Data compression, the reduction in size of the physical representation
of data being stored or transmitted, has long been of interest both as a research topic and as a practical technique. Different methods are used
for encoding different classes of data files. The purpose of this research
is to compress a class of highly redundant data files whose contents are
partially described by a context-free grammar (i.e. text files containing
computer programs).
An encoding technique is developed for the removal of structural
dependancy due to the context-free structure of such files. The technique
depends on a type of LR parsing method called LALR(K) (Lookahead LRM).
The encoder also pays particular attention to the encoding of editing
characters, comments, names and constants.

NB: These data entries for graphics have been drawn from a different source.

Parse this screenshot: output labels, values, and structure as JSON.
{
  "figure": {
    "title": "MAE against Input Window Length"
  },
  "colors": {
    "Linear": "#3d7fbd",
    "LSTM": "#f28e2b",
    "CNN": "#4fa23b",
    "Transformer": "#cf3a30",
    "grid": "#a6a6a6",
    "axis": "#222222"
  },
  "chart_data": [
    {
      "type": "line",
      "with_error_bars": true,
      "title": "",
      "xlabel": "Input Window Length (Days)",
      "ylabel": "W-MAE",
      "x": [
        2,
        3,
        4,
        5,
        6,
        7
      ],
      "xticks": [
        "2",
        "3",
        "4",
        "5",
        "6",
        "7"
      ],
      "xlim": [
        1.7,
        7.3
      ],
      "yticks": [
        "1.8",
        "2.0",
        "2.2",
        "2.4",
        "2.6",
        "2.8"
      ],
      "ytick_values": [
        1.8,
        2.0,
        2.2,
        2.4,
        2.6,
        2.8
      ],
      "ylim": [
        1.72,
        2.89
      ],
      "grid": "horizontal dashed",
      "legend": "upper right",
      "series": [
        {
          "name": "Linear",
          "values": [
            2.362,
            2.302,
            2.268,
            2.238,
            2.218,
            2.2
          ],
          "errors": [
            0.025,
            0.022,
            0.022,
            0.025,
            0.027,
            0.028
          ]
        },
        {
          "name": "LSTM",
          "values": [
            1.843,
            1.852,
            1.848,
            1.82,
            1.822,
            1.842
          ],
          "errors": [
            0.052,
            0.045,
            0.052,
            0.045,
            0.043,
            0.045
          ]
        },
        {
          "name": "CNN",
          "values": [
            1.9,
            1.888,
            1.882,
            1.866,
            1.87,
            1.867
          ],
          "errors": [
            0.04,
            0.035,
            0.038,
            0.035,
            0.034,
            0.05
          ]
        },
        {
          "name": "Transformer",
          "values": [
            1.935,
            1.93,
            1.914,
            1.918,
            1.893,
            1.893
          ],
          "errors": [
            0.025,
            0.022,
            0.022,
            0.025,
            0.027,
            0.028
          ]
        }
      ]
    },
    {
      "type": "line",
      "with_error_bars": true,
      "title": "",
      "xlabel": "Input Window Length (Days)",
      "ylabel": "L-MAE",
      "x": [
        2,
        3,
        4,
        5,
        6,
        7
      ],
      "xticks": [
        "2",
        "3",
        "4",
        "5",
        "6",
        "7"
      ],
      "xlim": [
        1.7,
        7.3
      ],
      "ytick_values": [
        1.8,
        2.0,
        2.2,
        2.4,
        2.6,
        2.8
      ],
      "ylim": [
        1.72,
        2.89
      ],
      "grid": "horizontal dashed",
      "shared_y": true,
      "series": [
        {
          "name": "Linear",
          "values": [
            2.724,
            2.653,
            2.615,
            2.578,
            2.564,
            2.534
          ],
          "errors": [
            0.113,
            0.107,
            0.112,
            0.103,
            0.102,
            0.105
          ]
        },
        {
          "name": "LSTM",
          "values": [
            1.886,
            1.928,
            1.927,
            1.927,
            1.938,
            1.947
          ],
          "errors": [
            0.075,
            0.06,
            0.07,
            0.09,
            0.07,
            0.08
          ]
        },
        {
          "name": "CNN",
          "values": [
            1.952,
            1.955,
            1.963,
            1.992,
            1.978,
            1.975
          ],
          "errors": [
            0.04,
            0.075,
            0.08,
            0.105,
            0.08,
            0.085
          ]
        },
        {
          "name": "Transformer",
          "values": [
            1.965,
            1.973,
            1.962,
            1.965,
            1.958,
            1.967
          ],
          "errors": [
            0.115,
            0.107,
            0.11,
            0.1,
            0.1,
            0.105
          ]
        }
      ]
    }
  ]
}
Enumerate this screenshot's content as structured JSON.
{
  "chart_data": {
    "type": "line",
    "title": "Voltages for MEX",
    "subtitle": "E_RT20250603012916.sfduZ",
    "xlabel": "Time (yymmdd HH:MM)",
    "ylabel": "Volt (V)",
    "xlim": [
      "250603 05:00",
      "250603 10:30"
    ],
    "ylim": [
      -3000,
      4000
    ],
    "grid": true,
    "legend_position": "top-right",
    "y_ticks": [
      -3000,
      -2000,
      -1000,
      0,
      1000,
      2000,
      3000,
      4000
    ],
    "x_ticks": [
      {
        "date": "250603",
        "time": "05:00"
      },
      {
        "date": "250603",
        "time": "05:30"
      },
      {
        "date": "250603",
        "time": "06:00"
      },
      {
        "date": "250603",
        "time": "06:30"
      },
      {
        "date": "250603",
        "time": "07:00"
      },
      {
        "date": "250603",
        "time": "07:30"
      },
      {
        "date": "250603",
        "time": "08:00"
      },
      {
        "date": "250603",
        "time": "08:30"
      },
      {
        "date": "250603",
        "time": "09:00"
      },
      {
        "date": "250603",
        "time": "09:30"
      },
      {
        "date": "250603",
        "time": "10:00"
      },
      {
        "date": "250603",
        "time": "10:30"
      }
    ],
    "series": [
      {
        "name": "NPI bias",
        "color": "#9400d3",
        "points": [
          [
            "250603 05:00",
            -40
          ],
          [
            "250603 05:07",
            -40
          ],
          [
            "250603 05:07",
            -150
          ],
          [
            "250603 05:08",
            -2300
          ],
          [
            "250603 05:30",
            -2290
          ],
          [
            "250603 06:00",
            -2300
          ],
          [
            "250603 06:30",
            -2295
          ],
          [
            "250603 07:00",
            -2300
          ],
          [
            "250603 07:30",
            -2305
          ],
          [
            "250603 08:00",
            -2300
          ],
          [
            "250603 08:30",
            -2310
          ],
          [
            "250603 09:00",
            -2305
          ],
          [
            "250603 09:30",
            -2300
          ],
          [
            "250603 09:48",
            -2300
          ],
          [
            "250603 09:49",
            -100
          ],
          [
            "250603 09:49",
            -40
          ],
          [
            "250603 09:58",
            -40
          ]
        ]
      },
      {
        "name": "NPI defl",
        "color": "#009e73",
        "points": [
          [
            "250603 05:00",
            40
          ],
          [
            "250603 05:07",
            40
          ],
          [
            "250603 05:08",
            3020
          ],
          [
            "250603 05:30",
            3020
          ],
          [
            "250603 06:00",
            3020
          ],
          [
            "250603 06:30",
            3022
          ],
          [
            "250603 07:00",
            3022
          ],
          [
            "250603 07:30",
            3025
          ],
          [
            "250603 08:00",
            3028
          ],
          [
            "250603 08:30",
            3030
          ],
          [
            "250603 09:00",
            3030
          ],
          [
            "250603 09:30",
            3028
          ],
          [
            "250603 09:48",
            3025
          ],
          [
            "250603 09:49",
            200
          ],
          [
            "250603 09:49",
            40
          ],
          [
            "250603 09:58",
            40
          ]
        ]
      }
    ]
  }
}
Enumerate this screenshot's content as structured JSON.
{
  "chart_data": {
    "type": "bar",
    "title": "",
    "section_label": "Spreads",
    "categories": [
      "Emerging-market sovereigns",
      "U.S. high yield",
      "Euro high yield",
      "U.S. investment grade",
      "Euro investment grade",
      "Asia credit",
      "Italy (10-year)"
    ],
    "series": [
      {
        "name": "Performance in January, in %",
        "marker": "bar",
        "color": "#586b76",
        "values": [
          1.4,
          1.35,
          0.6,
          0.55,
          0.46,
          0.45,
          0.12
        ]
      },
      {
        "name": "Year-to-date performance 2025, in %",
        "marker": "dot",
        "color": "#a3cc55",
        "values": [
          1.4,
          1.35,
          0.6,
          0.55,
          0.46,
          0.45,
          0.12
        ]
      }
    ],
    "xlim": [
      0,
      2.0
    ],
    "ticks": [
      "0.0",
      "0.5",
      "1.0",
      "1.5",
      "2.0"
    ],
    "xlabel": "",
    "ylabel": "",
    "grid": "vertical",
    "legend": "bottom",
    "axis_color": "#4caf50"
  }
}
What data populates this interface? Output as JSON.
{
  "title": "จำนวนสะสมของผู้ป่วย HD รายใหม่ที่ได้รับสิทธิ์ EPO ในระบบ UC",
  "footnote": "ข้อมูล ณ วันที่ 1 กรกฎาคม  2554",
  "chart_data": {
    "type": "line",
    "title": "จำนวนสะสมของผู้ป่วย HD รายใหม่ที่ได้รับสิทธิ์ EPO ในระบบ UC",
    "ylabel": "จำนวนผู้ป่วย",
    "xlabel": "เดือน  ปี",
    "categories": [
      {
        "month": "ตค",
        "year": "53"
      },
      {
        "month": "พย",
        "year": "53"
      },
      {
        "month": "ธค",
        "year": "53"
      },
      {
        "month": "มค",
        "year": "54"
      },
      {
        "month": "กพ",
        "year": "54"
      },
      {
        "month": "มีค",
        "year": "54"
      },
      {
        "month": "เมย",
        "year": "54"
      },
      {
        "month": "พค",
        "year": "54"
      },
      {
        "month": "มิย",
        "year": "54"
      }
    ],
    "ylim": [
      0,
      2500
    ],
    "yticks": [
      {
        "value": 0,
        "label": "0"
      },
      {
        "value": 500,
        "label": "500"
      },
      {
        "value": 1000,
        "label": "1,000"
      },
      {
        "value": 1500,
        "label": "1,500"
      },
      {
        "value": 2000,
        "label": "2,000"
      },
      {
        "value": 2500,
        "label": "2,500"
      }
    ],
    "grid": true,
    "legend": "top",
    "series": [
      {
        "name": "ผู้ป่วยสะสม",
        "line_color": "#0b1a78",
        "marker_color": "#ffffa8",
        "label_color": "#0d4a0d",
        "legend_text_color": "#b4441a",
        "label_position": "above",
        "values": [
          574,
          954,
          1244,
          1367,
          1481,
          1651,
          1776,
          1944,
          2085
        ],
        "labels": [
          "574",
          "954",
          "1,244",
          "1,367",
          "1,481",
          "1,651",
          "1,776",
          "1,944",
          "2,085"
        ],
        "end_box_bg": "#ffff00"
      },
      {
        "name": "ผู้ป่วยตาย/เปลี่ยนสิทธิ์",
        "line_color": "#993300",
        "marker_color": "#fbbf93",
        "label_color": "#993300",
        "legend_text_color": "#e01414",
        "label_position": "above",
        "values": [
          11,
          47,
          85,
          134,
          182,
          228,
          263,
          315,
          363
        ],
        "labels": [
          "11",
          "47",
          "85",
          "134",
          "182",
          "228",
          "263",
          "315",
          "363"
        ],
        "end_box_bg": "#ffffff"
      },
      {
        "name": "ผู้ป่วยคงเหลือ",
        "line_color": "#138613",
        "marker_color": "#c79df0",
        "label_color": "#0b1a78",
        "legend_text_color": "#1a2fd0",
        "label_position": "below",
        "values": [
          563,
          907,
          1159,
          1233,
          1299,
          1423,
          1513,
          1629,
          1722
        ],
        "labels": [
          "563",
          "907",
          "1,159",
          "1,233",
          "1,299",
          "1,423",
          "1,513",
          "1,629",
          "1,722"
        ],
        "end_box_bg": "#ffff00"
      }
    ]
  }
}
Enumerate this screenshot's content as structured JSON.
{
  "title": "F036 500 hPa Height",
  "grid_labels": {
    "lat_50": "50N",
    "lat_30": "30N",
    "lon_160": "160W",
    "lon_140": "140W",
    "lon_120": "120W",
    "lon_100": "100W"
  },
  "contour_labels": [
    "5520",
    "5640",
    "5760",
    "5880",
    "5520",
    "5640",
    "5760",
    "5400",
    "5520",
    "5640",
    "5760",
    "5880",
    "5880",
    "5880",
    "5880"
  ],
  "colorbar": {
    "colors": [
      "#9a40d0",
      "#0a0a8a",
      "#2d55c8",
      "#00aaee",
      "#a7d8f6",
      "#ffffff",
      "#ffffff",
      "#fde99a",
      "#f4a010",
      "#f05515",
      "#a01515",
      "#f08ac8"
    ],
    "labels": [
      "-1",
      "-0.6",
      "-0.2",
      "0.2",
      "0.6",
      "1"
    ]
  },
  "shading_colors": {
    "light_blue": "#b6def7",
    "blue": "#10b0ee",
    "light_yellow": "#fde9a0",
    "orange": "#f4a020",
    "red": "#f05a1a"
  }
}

The encoded data maintains the exact information content of the
original data. Hence, a decoding technique (depending on the same
parsing method) is developed to recover the original information from
its compressed representation.
The technique is demonstrated by compressing Pascal programs. An
optimal coding scheme (based on Huffman codes) is used to encode the
parsing alternatives in each parsing state. The decoder uses these codes
during the decoding phase. Also Huffman codes, based on the probability
of the symbols c oncerned, are used when coding editing characterst
comments, names and constants. The sizes of the parsing tables (and
subsequently the encoding tables) were considerably reduced by splitting
them into a number of sub-tables.
The minimum and the average code length of the average program are
derived from two different matrices. These matrices are constructed
from a probabilistic grammar, and the language generated by this grammar.
Finally, various comparisons are made with a related encoding method by
using a simple context-free language